China’s legislature approved revisions yesterday to a key criminal law that at least on paper will restrict police powers to secretly detain people, a tactic increasingly used against activists and government critics.
The changes to the criminal procedure law were the most high-profile ones passed on the last day of the annual National People’s Congress. The Chinese Communist Party-controlled body also approved a budget for this year that calls for a boost in domestic consumption to keep the economy expanding while overseas markets remain weak.
While legal reformers have mostly applauded the revisions to detention rules, saying they will offer better protection of suspects and reflect increasing awareness in China of the need for stronger detainee rights, legal enforcement in China is another matter.
Police and prosecutors routinely ignore current legal provisions protecting suspects’ rights and have frequently used charges of endangering national security against dissidents.
The revision is seen as an incremental move and is not seen as leading to major changes in China’s authoritarian one-party system, despite occasional calls for political reform.
At his annual news conference yesterday following the session’s close, Chinese Premier Wen Jiabao (溫家寶) repeated vague reform calls, saying they were needed to solidify the achievements of three decades of economic growth and prevent a repeat of the chaos that rocked China during the violent 1966 to 1976 Cultural Revolution.
“Without a successful political structural reform ... new problems that have cropped up in China’s society will not be fundamentally resolved and such historical tragedies as the Cultural Revolution may happen again,” Wen said. “I know very well that the reform will not be an easy one. The reform will not be able to succeed without the consciousness, the support, the enthusiasm and creativity of our people,” he said.
The Cultural Revolution, Mao Zedong’s (毛澤東) failed experiment in radical egalitarianism, led to the deaths and persecution of millions, upended the nation’s leadership, and fostered broad cynicism about the communist system. China’s leaders, many of whom suffered grave hardships during that period, routinely hold it up as justification for strict political and societal control.
As before, Wen offered no specific proposals, saying reform had to adhere to China’s particular national circumstances and proceed in a “step-by-step manner.” Chinese leaders often define political reform in terms of boosting administrative efficiency, but even those paltry efforts at streamlining have gained little traction against an entrenched bureaucracy and struggle for influence ahead of this fall’s generational leadership transition.
The approval of the revised criminal law by a vote of 2,639 to 160 ends months of speculation and debate about whether the government would give police the legal authority to do something they have long done extralegally: disappear people for months at a time without telling their families.
Police have increasingly used the tactic over the past year to detain activist lawyers, democracy campaigners and even internationally acclaimed artist Ai Weiwei (艾未未), amid government worries about whether the popular uprisings of the Arab Spring might spread to China.
There are two relevant articles in the new law that deal with notifying families, one in regular criminal cases and the other involving a type of detention known as residential surveillance.
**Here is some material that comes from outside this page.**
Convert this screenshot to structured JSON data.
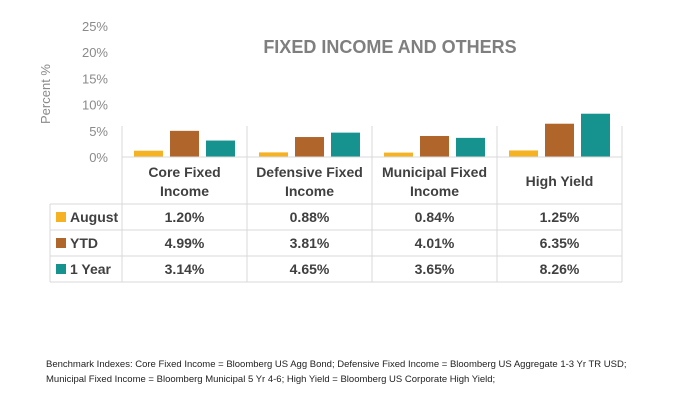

Both have been revised to better protect detainees, though they do not do away completely with secret detentions, analysts said.
In the case of residential surveillance, a sort of house arrest that can happen in a fixed location chosen by police, a detainee’s family must be notified within 24 hours unless they cannot be reached. Dissidents detained under this kind of residential surveillance are often put in suburban hotels or apartments and many have reported being tortured by police.
Beijing human rights lawyer Pu Zhiqiang (浦志強) dismissed the legal tinkering, saying arbitrary enforcement and lack of independent oversight rendered such changes meaningless.
“I can’t get very excited about any new provisions legalizing types of detention. The authorities have always operated just as they pleased without regard to rules,” Pu said, citing the ongoing and still-unexplained detention of figures such as blind lawyer Chen Guangcheng (陳光誠) and Liu Xia (劉霞), the wife of imprisoned Nobel Peace Prize winner Liu Xiaobo (劉曉波).